Maurício Cavalheiro
ocupa a cadeira nº 30
da APL – Academia
Pindamonhangabense
de Letra
Antes da invenção da máquina de lavar roupa, amaciantes e sabões em pó, os mais abastados contratavam serviços de lavadeiras: mulheres simples que batalhavam pela sobrevivência. Debruçadas sobre tanques rústicos de cimento, elas molhavam os tecidos, ensaboavam com sabão em barra, esfregavam, enxaguavam e torciam. Em seguida, colocavam as roupas no varal e para quarar.
Beltrana era uma dessas lavadeiras. Mulher simples, de honestidade imperturbável, e mãe de quatro filhos. A batalhadora era viúva de um pinguço. Entre os clientes de Beltrana, estava a senhora Fulana, casada com o senhor Sicrano, um homem endinheirado à custa de trapaças. Uma vez por semana, a lavadeira ia até a residência do casal, de onde saía equilibrando, na cabeça, a trouxa de roupa suja. Na última vez que lá esteve, ouviu Sicrano cochichar com a esposa:
— Vamos ver se ela realmente é honesta.
— Eu ponho a minha mão no fogo por ela.
— Vai queimar.
Após caminhar por hora e meia, Beltrana chegou a casa, colocou a trouxa sobre a mesa e começou a separar os tecidos. Roupas brancas de coloridas, meias, roupas de cama e mesa… Antes de mergulhar os panos no tanque, ela verificava se os bolsos estavam vazios. Desta vez, encontrou um conto de réis numa camisa de Sicrano e um bilhetinho numa calça dele.
Com a cédula na mão, lembrou-se de que já havia lhe faltado comida em dois dias naquela semana, e que aquele dinheiro adiantaria o retorno da miséria. Lutando contra a tentação, apertou o crucifixo pendurado no pescoço contra o peito e chorou. O bilhetinho ela leu e guardou junto ao dinheiro.
Assim que terminou o processo de lavagem e secagem das roupas, ela equilibrou a trouxa de roupas limpas na cabeça e caminhou até a residência de Sicrano e Fulana. Ao chegar, a lavadeira bateu palmas e não demorou a ser atendida.
— Entre, Beltrana.
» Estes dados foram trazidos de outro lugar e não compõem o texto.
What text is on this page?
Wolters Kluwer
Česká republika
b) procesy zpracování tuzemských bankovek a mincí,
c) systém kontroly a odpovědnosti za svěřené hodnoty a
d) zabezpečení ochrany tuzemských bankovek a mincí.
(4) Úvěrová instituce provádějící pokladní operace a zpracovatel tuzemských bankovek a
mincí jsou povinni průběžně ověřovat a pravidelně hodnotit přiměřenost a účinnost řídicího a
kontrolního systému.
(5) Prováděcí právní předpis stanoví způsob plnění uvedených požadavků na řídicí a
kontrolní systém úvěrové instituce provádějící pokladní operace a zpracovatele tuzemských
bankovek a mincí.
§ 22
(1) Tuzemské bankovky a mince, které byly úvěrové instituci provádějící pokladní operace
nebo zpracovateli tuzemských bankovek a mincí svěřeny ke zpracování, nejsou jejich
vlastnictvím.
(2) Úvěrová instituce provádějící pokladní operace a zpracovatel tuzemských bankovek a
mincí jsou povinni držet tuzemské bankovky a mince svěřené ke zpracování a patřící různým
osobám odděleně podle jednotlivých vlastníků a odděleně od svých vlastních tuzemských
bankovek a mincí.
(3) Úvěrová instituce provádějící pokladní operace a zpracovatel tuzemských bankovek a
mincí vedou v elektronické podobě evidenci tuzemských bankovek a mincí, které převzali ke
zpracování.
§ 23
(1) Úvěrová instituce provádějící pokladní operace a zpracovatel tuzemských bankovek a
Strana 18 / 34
Vou pegar o seu dinheiro. Só um minutinho.
Fulana foi e voltou em companhia do marido.
— Aqui estão os seus tostões.
Beltrana recebeu as moedas e as guardou no bolso que havia em seu vestido, de onde tirou a cédula.
— Senhora Fulana, antes de lavar qualquer peça, eu verifico se há algo nos bolsos. Encontrei esse dinheiro e estou devolvendo.
Sicrano, num gesto ríspido, arrancou o conto de réis das mãos da lavadeira.
— Muito obrigado.
Na porta de saída, Beltrana se lembrou do bilhetinho.
— Também achei esse papelzinho, dona Fulana. É uma declaração de amor de outra mulher para o seu marido.
Antes de ir embora, Beltrana encarou o senhor Sicrano e falou:
— Posso ser pobre, mas sou honesta. E o senhor?